Bozza’s not at all brilliant reasoning was that those who had piled off to join ISIS, or whatever it’s calling itself this week, were unable to avail themselves of female company - unlike Himself Personally Now - and so had to resort to twanging the wire in the privacy of their own bedrooms, accompanied only by a dirty book and a hanky. Not surprisingly, there was much adverse comment on Bozza’s allegations of log-flogging.

Some of this criticism was published by the deeply subversive Guardian, prompting Bozza to return to the Super Soaraway Currant Bun to register his displeasure. The dubiously researched product from Rupe’s downmarket troops is secreted away behind a paywall, but an enterprising source has taken a screen shot (see how that works, Rupe?), which tells me that Bozza is in urgent need of the nearest fire extinguisher.
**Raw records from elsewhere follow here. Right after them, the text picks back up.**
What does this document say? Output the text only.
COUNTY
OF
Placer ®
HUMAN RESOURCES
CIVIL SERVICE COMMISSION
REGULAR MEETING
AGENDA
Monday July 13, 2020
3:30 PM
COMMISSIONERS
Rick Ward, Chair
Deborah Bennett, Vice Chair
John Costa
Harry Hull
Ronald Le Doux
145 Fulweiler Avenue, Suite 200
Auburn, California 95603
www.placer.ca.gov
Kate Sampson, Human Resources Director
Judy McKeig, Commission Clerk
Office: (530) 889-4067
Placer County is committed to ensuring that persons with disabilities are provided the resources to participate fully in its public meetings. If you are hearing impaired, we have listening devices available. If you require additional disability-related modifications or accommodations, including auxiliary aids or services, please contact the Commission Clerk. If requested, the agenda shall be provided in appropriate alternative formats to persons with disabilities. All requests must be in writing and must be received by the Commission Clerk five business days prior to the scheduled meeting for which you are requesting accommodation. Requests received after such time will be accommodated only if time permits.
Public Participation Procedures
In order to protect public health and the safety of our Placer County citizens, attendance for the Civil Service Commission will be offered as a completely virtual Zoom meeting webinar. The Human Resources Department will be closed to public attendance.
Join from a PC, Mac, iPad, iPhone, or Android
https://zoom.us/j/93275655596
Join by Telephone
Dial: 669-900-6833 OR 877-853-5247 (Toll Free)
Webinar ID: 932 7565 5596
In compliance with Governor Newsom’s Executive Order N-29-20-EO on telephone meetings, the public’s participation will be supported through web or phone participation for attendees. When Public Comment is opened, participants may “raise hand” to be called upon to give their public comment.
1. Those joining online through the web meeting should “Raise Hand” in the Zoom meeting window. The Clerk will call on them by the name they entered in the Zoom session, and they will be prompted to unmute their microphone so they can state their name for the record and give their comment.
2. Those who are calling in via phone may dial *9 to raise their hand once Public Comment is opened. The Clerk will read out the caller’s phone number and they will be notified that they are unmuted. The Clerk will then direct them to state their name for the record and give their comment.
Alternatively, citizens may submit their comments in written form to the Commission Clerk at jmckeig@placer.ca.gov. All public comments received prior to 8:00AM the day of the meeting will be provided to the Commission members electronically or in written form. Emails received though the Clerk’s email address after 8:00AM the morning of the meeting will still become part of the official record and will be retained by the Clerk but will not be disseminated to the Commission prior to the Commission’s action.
I meant no disrespect to the world’s wankers, who presumably number the blissful majority of the human race … but I certainly did intend to be rude about Jihadis” he explains, before telling “So I was utterly amazed to be attacked, on the front page of the Guardian, by a woman claiming to be from the Muslim Council of Britain. She said I had been offensive to Muslims. How the hell can that be so?
There was more, I’m afraid: “My great-grandfather was a proud Muslim. He knew the Koran by heart. If the Muslim Council of Britain, or someone purporting to speak for them, cannot see the distinction between peace-loving Muslims and the kind of headcases who are drawn to the conflict in Syria and Iraq, we are all in trouble”. Not as much in trouble as the idiots who didn’t read the Guardian article, and didn’t check Bozza’s copy.

That article, under the joint by-lines of Frances Perraudin and Shiv Malik, did not include comments from anyone connected to the Muslim Council of Britain. The two contacted were Charlie Winter from the Quilliam Foundation, which counters and challenges extremism, and Mohammed Khaliel of community cohesion organisation Islamix. So Bozza got the wrong gender as well as the wrong organisation.

Boris Johnson made it all up. His allegations against the Guardian are a straight-A pack of lies. Worse, either nobody at the Sun checked it, or they applied the principle of Kelvin McFilth and just chucked it in anyway. Now, the Sun telling whoppers is only to be expected. But for a politician who, despite his driving the issue around the houses, would rather like to be Prime Minister, that’s not good enough.

Bozza’s trouser replacement bill must be pretty steep. Because that’s another pair on fire.